かの十八世紀ドイツの哲学者カントも、美学芸術学の名著『判断力批判』の第一部第一篇第一章の第十六節において、具体例を挙げて論じている。引用しよう。「教会たるべしというのでさえなければ、我々は或る建物の中に直観を直接楽しませるものを幾つも配置できたことだろう。人間〔の形姿〕というのでさえなければ、我々は(ニュージーランド人が入れ墨でするように)或る形姿をあらゆる渦巻きや軽快だが規則的な線条で飾ることもできたことだろう。また人間であっても、男性さらに軍人というのでさえなければ、それはもっと優美な目鼻立ちを持ち、顔の輪郭はもっと快く柔和であっても良かったことだろう」。渦巻の文様は純粋に形態だけを見れば美しいが、それが身体に刺青として描かれるなら、刺青自体が犯罪に関連のある不快なものであるから不快であり、美しくはない…ということだ。

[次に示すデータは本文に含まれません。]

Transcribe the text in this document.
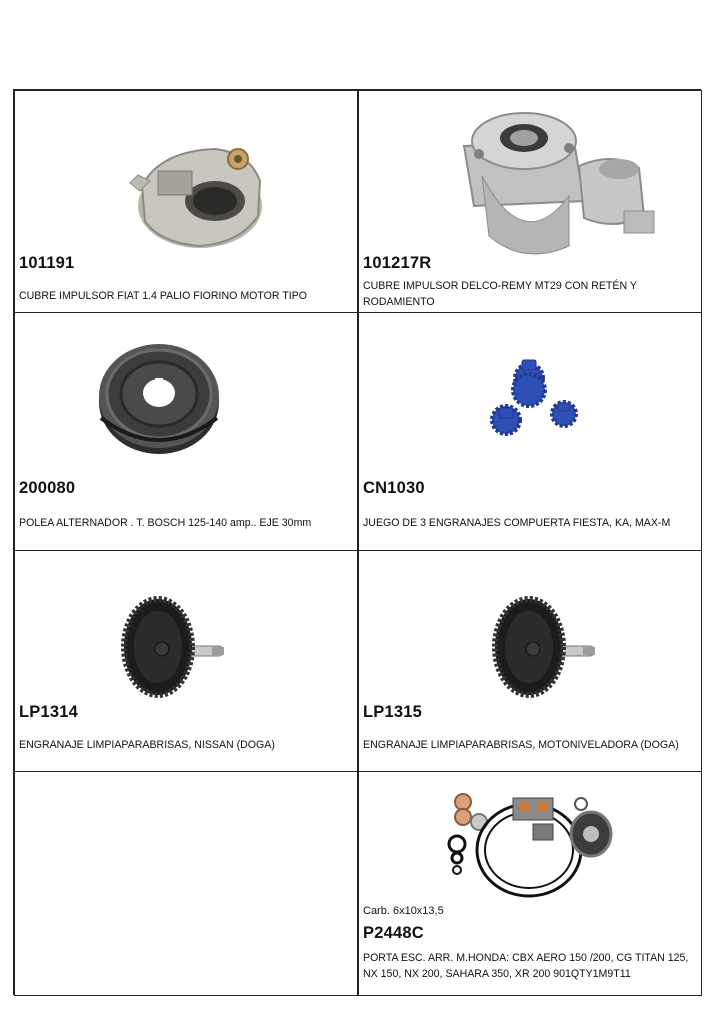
101191
CUBRE IMPULSOR FIAT 1.4 PALIO FIORINO MOTOR TIPO
101217R
CUBRE IMPULSOR DELCO-REMY MT29 CON RETÉN Y RODAMIENTO
200080
POLEA ALTERNADOR . T. BOSCH 125-140 amp.. EJE 30mm
CN1030
JUEGO DE 3 ENGRANAJES COMPUERTA FIESTA, KA, MAX-M
LP1314
ENGRANAJE LIMPIAPARABRISAS, NISSAN (DOGA)
LP1315
ENGRANAJE LIMPIAPARABRISAS, MOTONIVELADORA (DOGA)
Carb. 6x10x13,5
P2448C
PORTA ESC. ARR. M.HONDA: CBX AERO 150 /200, CG TITAN 125, NX 150, NX 200, SAHARA 350, XR 200 901QTY1M9T11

美や芸術についての世間の言説は大概は、論理的には未整理のままの感想を形にしただけで投げ出されてしまうので、人々の間に混乱と反発を惹起し、ゆえに「美や芸術については人それぞれ感じ方が違うのだから議論をしても仕方がない」等と安直に片付けられ、挙句の果てには「美や芸術には言葉は要らない」という思考停止にまで陥る。だが、言説の混乱は大抵、言説の構造性を見落としてしまうことから生じている。議論の末に結論を得られるかどうかは定かではないにしても、少なくとも議論の体をなし得るように、言説の交通整理は必要だ。カントに云わせれば、「どちらもそれなりに正当な判断をしてはいる。一方は感官から得たものに即して判断し、他方は観念の内にあるものに即して判断しているのである。この区別を使えば、『君は付随美に準拠しているが、彼が準拠したのは自由美なんだ、君がしているのは応用趣味判断なんだが、彼は純粋趣味判断を下したんだよ』という言い方で、美をめぐって趣味の判定者たちの間に起こる紛争を調停することができる道理である」(以上の引用には『芸叢』第十三号所収の金田千秋教授による見事な訳を使用した)。